Car rappelons-le, en matière de lutte contre les inégalités, le Ministre aura commencé son quinquennat en supprimant la réforme des rythmes scolaires qui, au-delà de ses imperfections, garantissait à tous les élèves cinq matinées de cours hebdomadaires ainsi que l’accès gratuit à des pratiques artistiques, culturelles et sportives : un renoncement assumé dans la lutte contre les inégalités entre les élèves.
De la même manière, l’abandon de la réforme du collège qui visait notamment à remettre de la mixité sociale dans les établissements et à proposer une seconde langue à tous les élèves dès la classe de cinquième aura marqué un recul dans la recherche de démocratisation de la réussite et de l’égalité des possibles pour tous les élèves.

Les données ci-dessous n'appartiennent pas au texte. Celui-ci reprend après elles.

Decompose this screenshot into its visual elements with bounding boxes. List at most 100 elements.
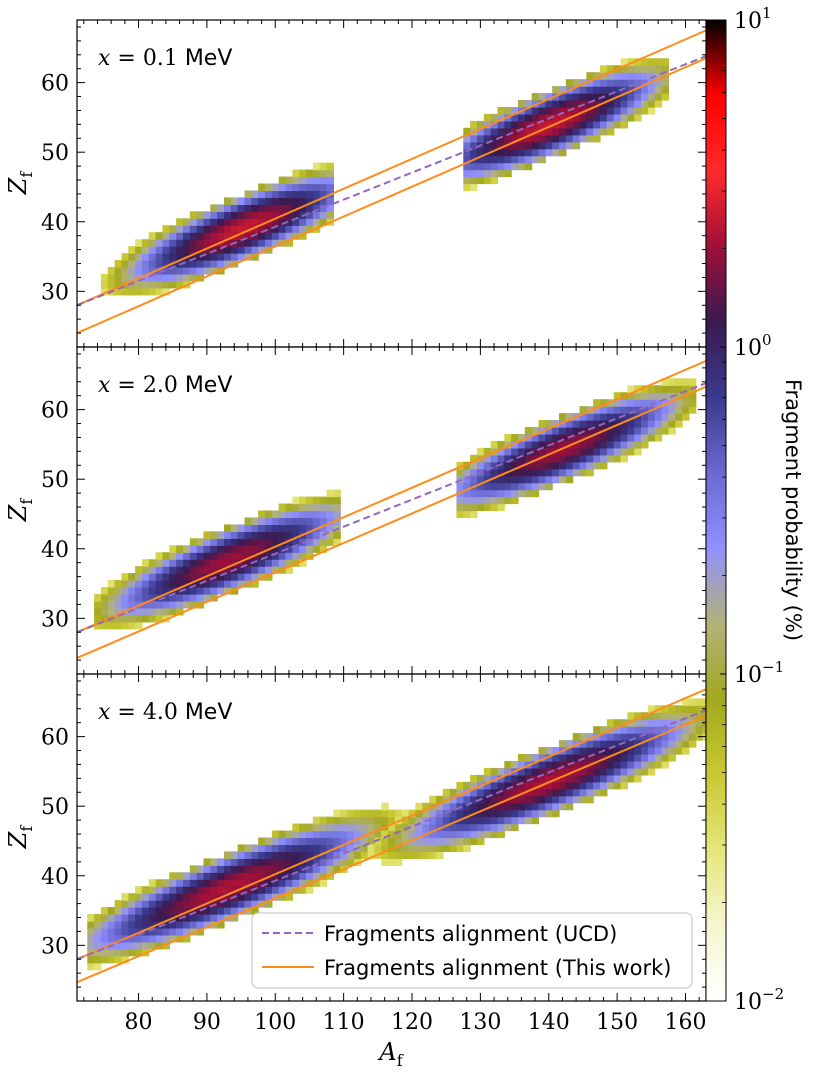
heatmap-cell <box>258 545 266 553</box>
heatmap-cell <box>306 531 314 539</box>
heatmap-cell <box>265 879 273 887</box>
heatmap-cell <box>545 433 553 442</box>
heatmap-cell <box>586 781 594 790</box>
heatmap-cell <box>278 190 287 199</box>
heatmap-cell <box>579 447 587 456</box>
heatmap-cell <box>579 406 587 414</box>
heatmap-cell <box>182 273 191 282</box>
heatmap-cell <box>217 545 225 553</box>
heatmap-cell <box>189 239 198 247</box>
heatmap-cell <box>654 100 663 108</box>
heatmap-cell <box>559 468 567 477</box>
heatmap-cell <box>463 176 471 185</box>
heatmap-cell <box>552 802 560 811</box>
heatmap-cell <box>271 524 280 532</box>
heatmap-cell <box>135 566 143 574</box>
heatmap-cell <box>661 747 669 755</box>
heatmap-cell <box>572 461 581 470</box>
heatmap-cell <box>517 802 526 811</box>
heatmap-cell <box>285 517 293 526</box>
heatmap-cell <box>675 733 683 741</box>
heatmap-cell <box>299 559 307 567</box>
heatmap-cell <box>647 747 656 755</box>
heatmap-cell <box>565 781 574 790</box>
heatmap-cell <box>141 886 150 894</box>
heatmap-cell <box>128 907 136 915</box>
heatmap-cell <box>381 844 389 853</box>
heatmap-cell <box>572 795 581 804</box>
heatmap-cell <box>244 204 252 212</box>
heatmap-cell <box>162 607 170 616</box>
heatmap-cell <box>497 795 505 804</box>
heatmap-cell <box>613 767 622 776</box>
heatmap-cell <box>538 788 546 797</box>
heatmap-cell <box>333 858 341 866</box>
heatmap-cell <box>223 865 232 873</box>
heatmap-cell <box>504 760 512 769</box>
heatmap-cell <box>429 851 437 859</box>
heatmap-cell <box>586 447 594 456</box>
heatmap-cell <box>456 844 464 853</box>
heatmap-cell <box>258 218 266 226</box>
heatmap-cell <box>182 260 191 268</box>
heatmap-cell <box>319 837 328 846</box>
heatmap-cell <box>538 475 546 484</box>
heatmap-cell <box>483 830 492 839</box>
heatmap-cell <box>189 211 198 219</box>
heatmap-cell <box>538 482 546 491</box>
heatmap-cell <box>470 774 478 783</box>
heatmap-cell <box>100 907 109 915</box>
heatmap-cell <box>169 559 177 567</box>
heatmap-cell <box>688 740 697 748</box>
heatmap-cell <box>531 461 540 470</box>
heatmap-cell <box>237 893 246 901</box>
heatmap-cell <box>627 433 635 442</box>
heatmap-cell <box>299 232 307 240</box>
heatmap-cell <box>155 573 164 581</box>
heatmap-cell <box>203 879 211 887</box>
heatmap-cell <box>552 427 560 435</box>
heatmap-cell <box>244 872 252 880</box>
heatmap-cell <box>463 155 471 164</box>
heatmap-cell <box>627 774 635 783</box>
heatmap-cell <box>476 127 485 136</box>
heatmap-cell <box>511 489 519 498</box>
heatmap-cell <box>312 837 321 846</box>
heatmap-cell <box>593 747 601 755</box>
heatmap-cell <box>634 72 642 80</box>
heatmap-cell <box>511 788 519 797</box>
heatmap-cell <box>182 600 191 609</box>
heatmap-cell <box>606 774 615 783</box>
heatmap-cell <box>107 955 116 964</box>
heatmap-cell <box>668 406 676 414</box>
heatmap-cell <box>107 580 116 588</box>
heatmap-cell <box>449 823 458 832</box>
heatmap-cell <box>593 106 601 115</box>
heatmap-cell <box>627 747 635 755</box>
heatmap-cell <box>606 440 615 449</box>
heatmap-cell <box>641 86 649 94</box>
heatmap-cell <box>128 273 136 282</box>
heatmap-cell <box>647 427 656 435</box>
heatmap-cell <box>545 461 553 470</box>
heatmap-cell <box>682 698 690 706</box>
heatmap-cell <box>223 559 232 567</box>
heatmap-cell <box>531 440 540 449</box>
heatmap-cell <box>613 726 622 734</box>
heatmap-cell <box>278 204 287 212</box>
heatmap-cell <box>251 538 259 546</box>
heatmap-cell <box>456 830 464 839</box>
heatmap-cell <box>353 830 362 839</box>
heatmap-cell <box>497 468 505 477</box>
heatmap-cell <box>517 767 526 776</box>
heatmap-cell <box>340 816 348 825</box>
heatmap-cell <box>353 823 362 832</box>
heatmap-cell <box>148 593 157 602</box>
heatmap-cell <box>292 830 300 839</box>
heatmap-cell <box>148 566 157 574</box>
heatmap-cell <box>565 413 574 421</box>
heatmap-cell <box>121 260 129 268</box>
heatmap-cell <box>490 496 499 505</box>
heatmap-cell <box>661 754 669 762</box>
heatmap-cell <box>524 447 533 456</box>
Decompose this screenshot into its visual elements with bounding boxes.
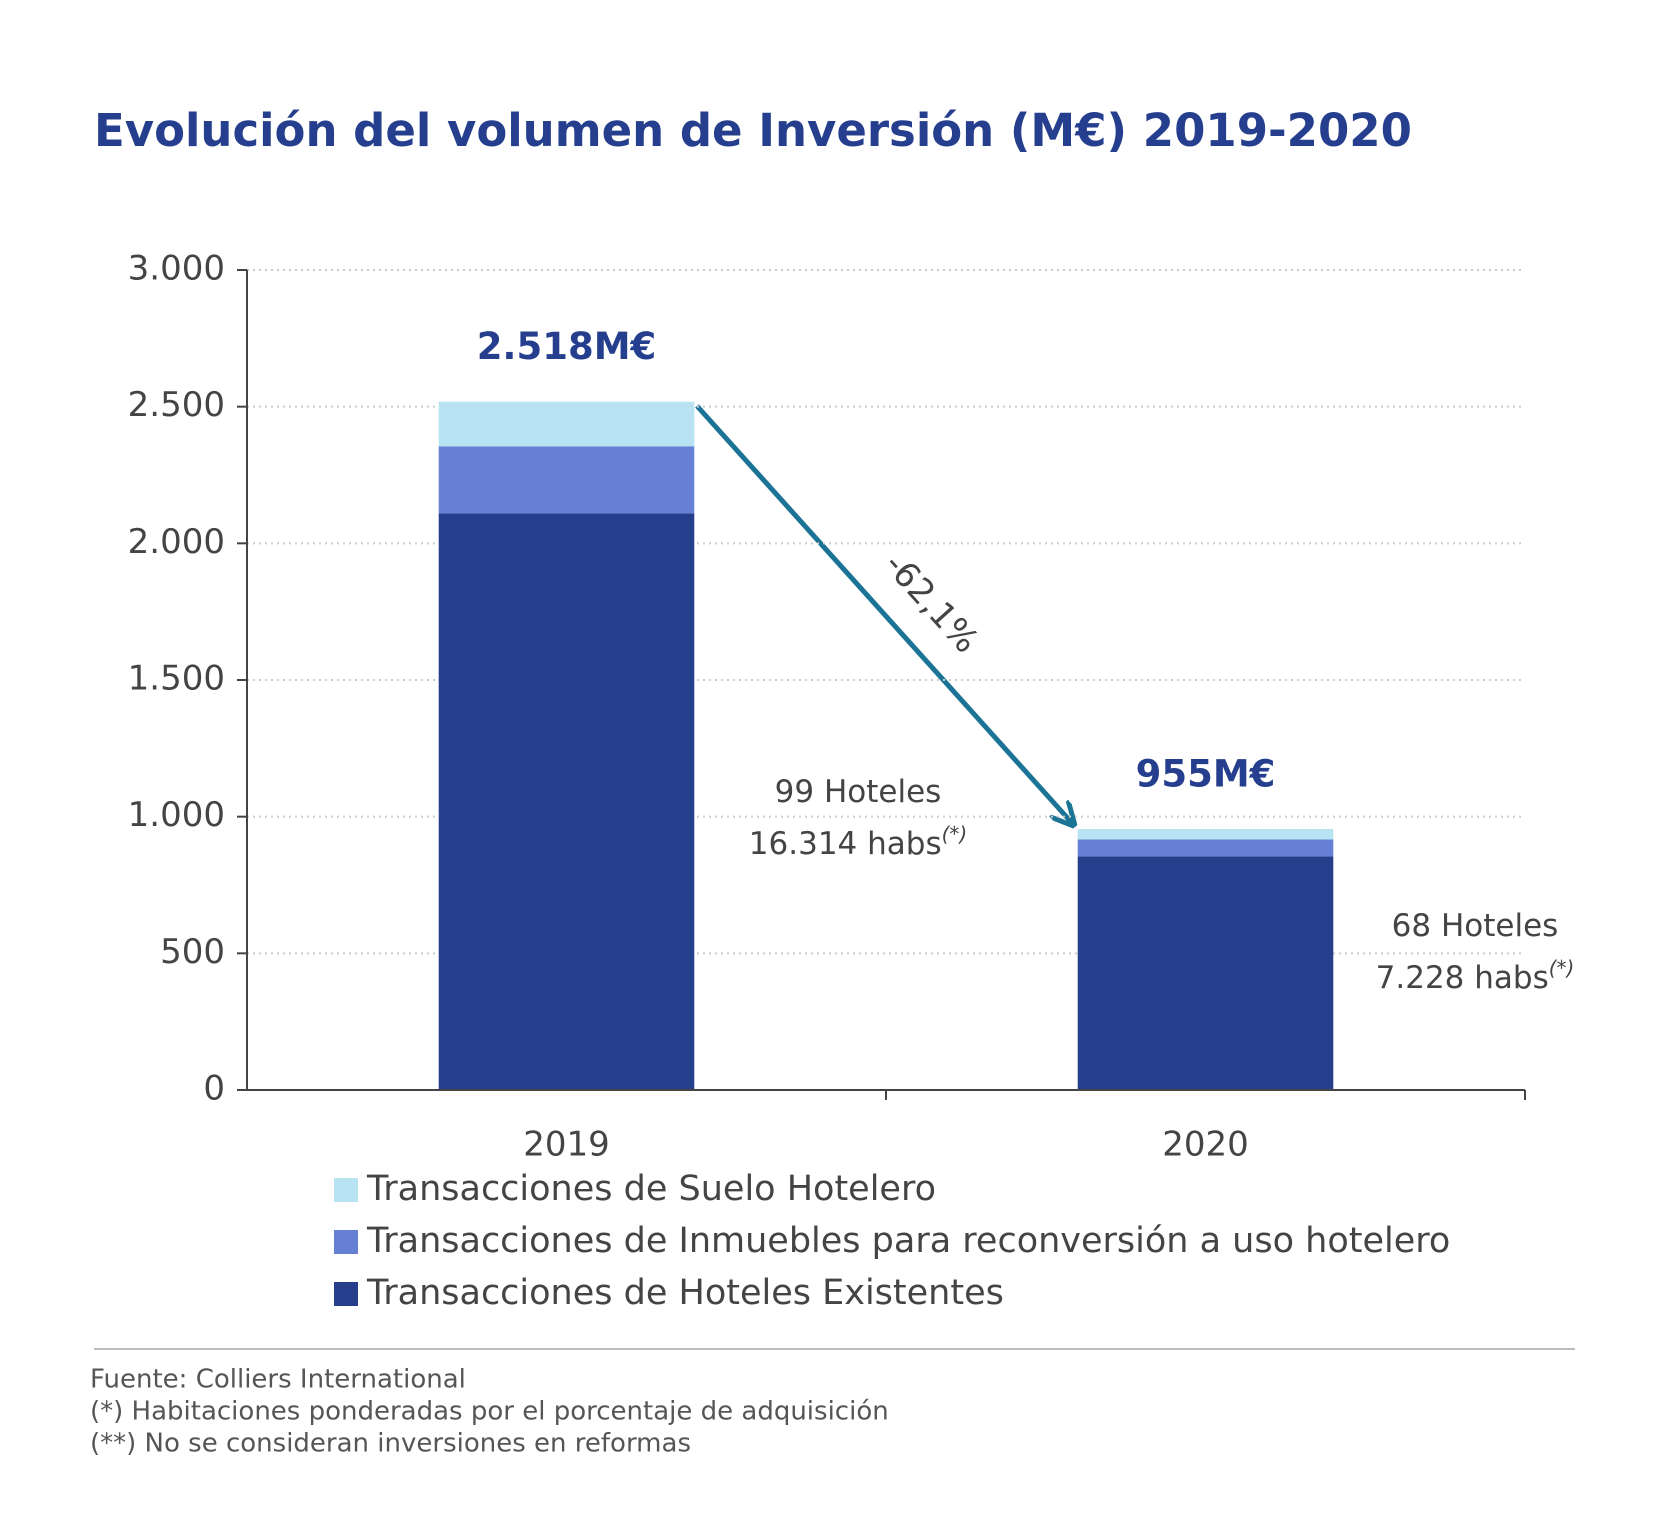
annotation-note: (*)	[1549, 956, 1575, 980]
annotation-text: 99 Hoteles	[775, 774, 942, 810]
footnote: (*) Habitaciones ponderadas por el porce…	[90, 1397, 889, 1427]
annotation: 7.228 habs(*)	[1376, 956, 1575, 996]
footnote: Fuente: Colliers International	[90, 1365, 466, 1395]
total-label: 2.518M€	[477, 325, 657, 368]
x-tick-label: 2020	[1162, 1125, 1249, 1165]
legend-label: Transacciones de Inmuebles para reconver…	[366, 1221, 1450, 1261]
y-tick-label: 3.000	[128, 249, 225, 289]
footnote: (**) No se consideran inversiones en ref…	[90, 1429, 691, 1459]
bar-segment	[438, 513, 695, 1090]
legend-label: Transacciones de Suelo Hotelero	[366, 1169, 936, 1209]
total-label: 955M€	[1136, 752, 1276, 795]
y-tick-label: 0	[203, 1069, 225, 1109]
annotation: 68 Hoteles	[1392, 908, 1559, 944]
change-arrow	[695, 404, 1072, 823]
annotation-text: 68 Hoteles	[1392, 908, 1559, 944]
bar-segment	[1077, 828, 1334, 840]
y-tick-label: 2.500	[128, 385, 225, 425]
bar-segment	[438, 446, 695, 514]
change-label: -62,1%	[876, 545, 986, 661]
y-tick-label: 2.000	[128, 522, 225, 562]
annotation-text: 16.314 habs	[749, 826, 942, 862]
legend-label: Transacciones de Hoteles Existentes	[366, 1273, 1004, 1313]
annotation: 99 Hoteles	[775, 774, 942, 810]
x-tick-label: 2019	[523, 1125, 610, 1165]
annotation-note: (*)	[942, 822, 968, 846]
legend-swatch	[334, 1282, 358, 1306]
legend-swatch	[334, 1178, 358, 1202]
y-tick-label: 1.000	[128, 795, 225, 835]
y-tick-label: 500	[160, 932, 225, 972]
legend-swatch	[334, 1230, 358, 1254]
bar-segment	[1077, 839, 1334, 857]
annotation-text: 7.228 habs	[1376, 960, 1549, 996]
bar-segment	[1077, 856, 1334, 1090]
annotation: 16.314 habs(*)	[749, 822, 967, 862]
chart-title: Evolución del volumen de Inversión (M€) …	[94, 104, 1412, 157]
y-tick-label: 1.500	[128, 659, 225, 699]
bar-segment	[438, 401, 695, 447]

Et que dire des réformes du lycée et du baccalauréat, à l’origine d’une concurrence accrue entre les élèves et les établissements pour le choix des options, qui portent atteinte au caractère national du baccalauréat, de ses épreuves et qui aggravent les inégalités devant l’orientation et la poursuite des études ?
Au milieu de l’avalanche de données chiffrées publiée dans le bilan ministériel pour mieux démontrer que le « budget a accompagné les efforts nécessaires », le ministre oublie toutefois de rappeler que sous son quinquennat, ce sont près de 8 000 postes qui ont été supprimés dans le second degré, soit l’équivalent de 166 collèges, quand dans le même temps, l’accroissement continu du nombre d’élèves – 3 % par classe entre 2017 et 2021 dans les lycées – a eu pour résultat une moyenne d’effectifs de plus de 30 élèves par classe !

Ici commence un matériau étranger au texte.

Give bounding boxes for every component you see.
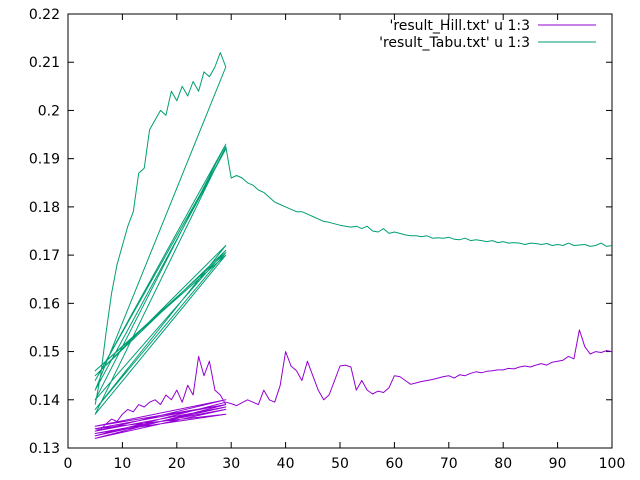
y-tick-label: 0.17 (29, 248, 60, 264)
y-tick-label: 0.21 (29, 55, 60, 71)
y-tick-label: 0.14 (29, 393, 60, 409)
y-tick-label: 0.22 (29, 7, 60, 23)
x-tick-label: 80 (494, 456, 512, 472)
x-tick-label: 60 (385, 456, 403, 472)
x-tick-label: 70 (440, 456, 458, 472)
y-tick-label: 0.18 (29, 200, 60, 216)
y-tick-label: 0.16 (29, 296, 60, 312)
legend-label-hill: 'result_Hill.txt' u 1:3 (389, 18, 530, 34)
y-tick-label: 0.13 (29, 441, 60, 457)
axis-ticks: 0 10 20 30 40 50 60 70 80 90 100 0.13 0.14 0.15 0.16 0.… (29, 7, 626, 472)
legend-label-tabu: 'result_Tabu.txt' u 1:3 (379, 35, 530, 51)
series-line-hill (94, 329, 613, 439)
y-tick-label: 0.15 (29, 345, 60, 361)
x-tick-label: 10 (113, 456, 131, 472)
series-line-tabu (94, 52, 613, 415)
x-tick-label: 100 (599, 456, 626, 472)
y-tick-label: 0.2 (38, 103, 60, 119)
x-tick-label: 0 (64, 456, 73, 472)
y-tick-label: 0.19 (29, 152, 60, 168)
x-tick-label: 40 (277, 456, 295, 472)
x-tick-label: 30 (222, 456, 240, 472)
x-tick-label: 90 (549, 456, 567, 472)
plot-frame (67, 13, 613, 449)
series-lines (94, 52, 613, 439)
legend: 'result_Hill.txt' u 1:3 'result_Tabu.txt… (379, 18, 596, 51)
x-tick-label: 20 (168, 456, 186, 472)
x-tick-label: 50 (331, 456, 349, 472)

Au risque de ternir ce bilan laudateur, on retiendra avec scepticisme l’assertion du ministre pour qui « les résultats en français et en mathématiques des élèves de l’école primaire sont en nette amélioration sous l’effet de diverses mesures, en particulier pédagogiques », assertion non confirmée par les évaluations internationales.

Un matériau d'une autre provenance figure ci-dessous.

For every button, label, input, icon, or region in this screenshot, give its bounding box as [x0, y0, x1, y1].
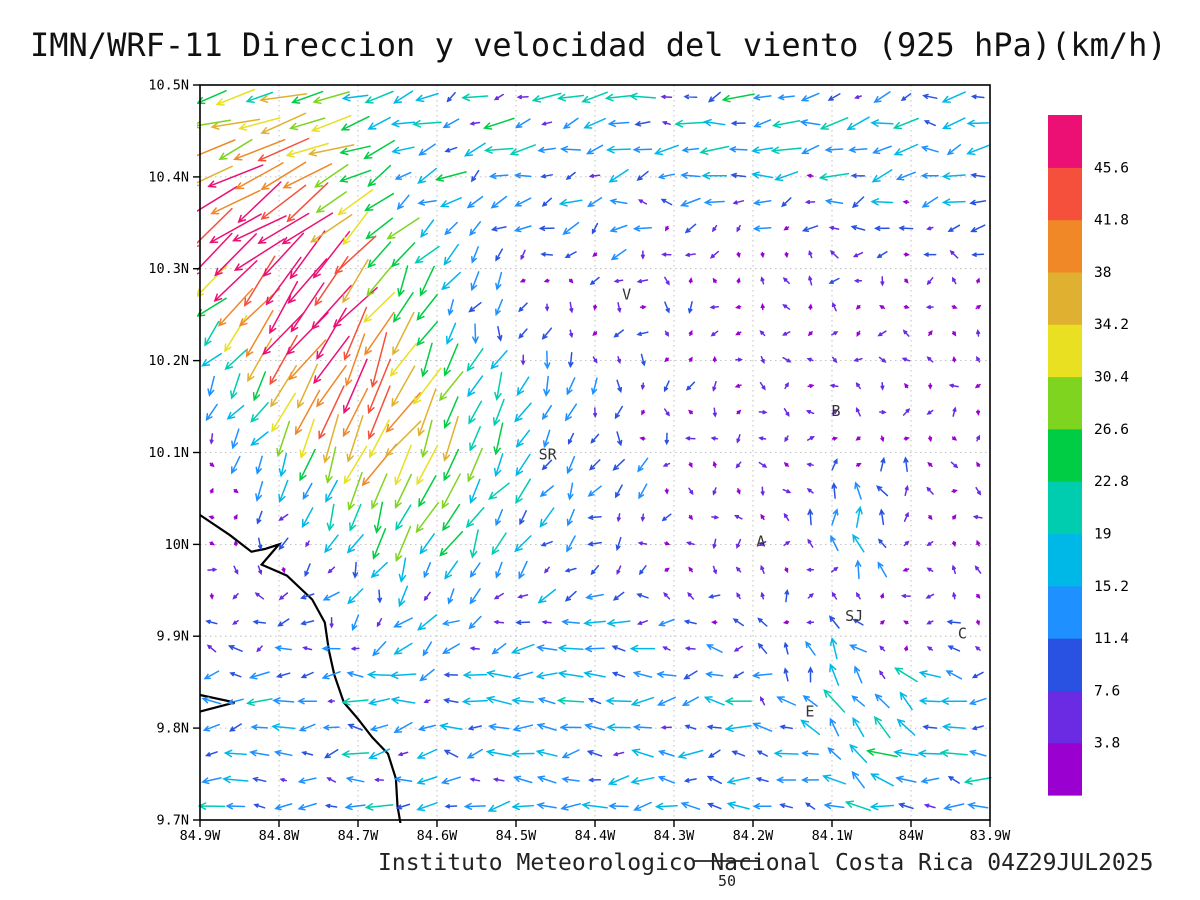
svg-text:26.6: 26.6	[1094, 422, 1129, 438]
station-label-SR: SR	[539, 445, 558, 463]
station-label-A: A	[756, 533, 765, 551]
svg-text:10.3N: 10.3N	[148, 261, 189, 277]
x-axis-labels: 84.9W 84.8W 84.7W 84.6W 84.5W 84.4W 84.3W 84.2W…	[180, 828, 1012, 844]
reference-vector-value: 50	[718, 872, 737, 890]
svg-text:38: 38	[1094, 265, 1111, 281]
svg-text:15.2: 15.2	[1094, 579, 1129, 595]
svg-text:84.7W: 84.7W	[338, 828, 380, 844]
x-axis-ticks	[199, 820, 991, 827]
svg-text:84W: 84W	[899, 828, 924, 844]
colorbar-labels: 45.6 41.8 38 34.2 30.4 26.6 22.8 19 15.2 11.4 7.6 3…	[1094, 160, 1129, 751]
footer-credit: Instituto Meteorologico Nacional Costa R…	[378, 850, 1154, 876]
svg-text:7.6: 7.6	[1094, 683, 1120, 699]
svg-text:10.4N: 10.4N	[148, 169, 189, 185]
station-label-C: C	[958, 625, 967, 643]
svg-text:84.1W: 84.1W	[812, 828, 854, 844]
colorbar: 45.6 41.8 38 34.2 30.4 26.6 22.8 19 15.2 11.4 7.6 3…	[1048, 115, 1129, 796]
svg-text:84.3W: 84.3W	[654, 828, 696, 844]
svg-text:19: 19	[1094, 527, 1111, 543]
svg-text:11.4: 11.4	[1094, 631, 1129, 647]
svg-text:84.4W: 84.4W	[575, 828, 617, 844]
svg-text:22.8: 22.8	[1094, 474, 1129, 490]
svg-text:84.9W: 84.9W	[180, 828, 222, 844]
station-label-V: V	[622, 286, 631, 304]
gridlines	[199, 84, 991, 821]
station-labels: V B SR A SJ C E	[539, 286, 967, 721]
svg-text:9.9N: 9.9N	[156, 629, 189, 645]
svg-text:10N: 10N	[165, 537, 189, 553]
svg-text:30.4: 30.4	[1094, 370, 1129, 386]
y-axis-ticks	[193, 84, 200, 821]
svg-text:9.8N: 9.8N	[156, 721, 189, 737]
svg-text:10.2N: 10.2N	[148, 353, 189, 369]
svg-text:84.8W: 84.8W	[259, 828, 301, 844]
svg-text:3.8: 3.8	[1094, 736, 1120, 752]
svg-text:9.7N: 9.7N	[156, 813, 189, 829]
svg-text:10.5N: 10.5N	[148, 78, 189, 94]
coastline	[199, 514, 402, 823]
svg-text:84.2W: 84.2W	[733, 828, 775, 844]
svg-text:83.9W: 83.9W	[970, 828, 1012, 844]
y-axis-labels: 10.5N 10.4N 10.3N 10.2N 10.1N 10N 9.9N 9.8N 9.7N	[148, 78, 189, 829]
svg-text:45.6: 45.6	[1094, 160, 1129, 176]
svg-text:34.2: 34.2	[1094, 317, 1129, 333]
station-label-SJ: SJ	[845, 607, 863, 625]
svg-text:84.5W: 84.5W	[496, 828, 538, 844]
svg-text:41.8: 41.8	[1094, 213, 1129, 229]
plot-frame: 84.9W 84.8W 84.7W 84.6W 84.5W 84.4W 84.3W 84.2W…	[148, 78, 1011, 845]
wind-vectors	[197, 88, 992, 812]
station-label-B: B	[831, 402, 840, 420]
svg-text:84.6W: 84.6W	[417, 828, 459, 844]
station-label-E: E	[805, 703, 814, 721]
svg-text:10.1N: 10.1N	[148, 445, 189, 461]
chart-title: IMN/WRF-11 Direccion y velocidad del vie…	[30, 26, 1167, 64]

Outre le fait que le Ministre a créé son propre outil d’évaluation ministériel de la maternelle au lycée, on rappellera qu’à ce jour l’efficacité du dispositif de dédoublement des classes de CP et CE1 à 12 élèves – véritable « étendard » ministériel – reste encore très largement à démontrer contrairement au dispositif « plus de maîtres de classes » supprimé par le ministre dès son arrivée en 2017, dispositif plébiscité en son temps par les équipes éducatives.
L’évaluation du système éducatif a en effet été placée sous la coupe ministérielle avec la suppression du CNESCO (Conseil National d’Evaluation du Système Scolaire), instance indépendante remplacée par le Conseil d’Évaluation de l’École dont la majorité des membres dépendent directement ou indirectement… du ministre lui-même.
Complétant cette conception particulièrement injonctive, voire intrusive de la gouvernance, la mainmise ministérielle aura impacté jusqu’à la liberté pédagogique des enseignants via la diffusion de guides – « petits livres orange » –, caricature s’il en est d’une conception descendante et réductrice de la « formation » des enseignants.
Mais au final, l’aveuglement de Jean-Michel Blanquer ne résiste ni au vécu, ni au ressenti des équipes éducatives : toutes les enquêtes montrent le rejet massif de la politique ministérielle chez les enseignants comme chez les personnels de direction et d’inspection.
En concluant son édito par la phrase suivante : « les sillons ainsi tracés méritent d’être approfondis et complétés au service de notre pays et de chacun de ses enfants », le Ministre Blanquer persiste jusqu’au bout dans le déni d’un quinquennat d’hyper-fragilisation de notre école en termes de moyens, de caporalisation des personnels, de dévalorisation de leur fonction et d’aggravation des inégalités entre les élèves et les établissements.
Une politique néolibérale, une logique de marché appliquée à l’École que le Président Macron compte bien amplifier lors de ce second quinquennat.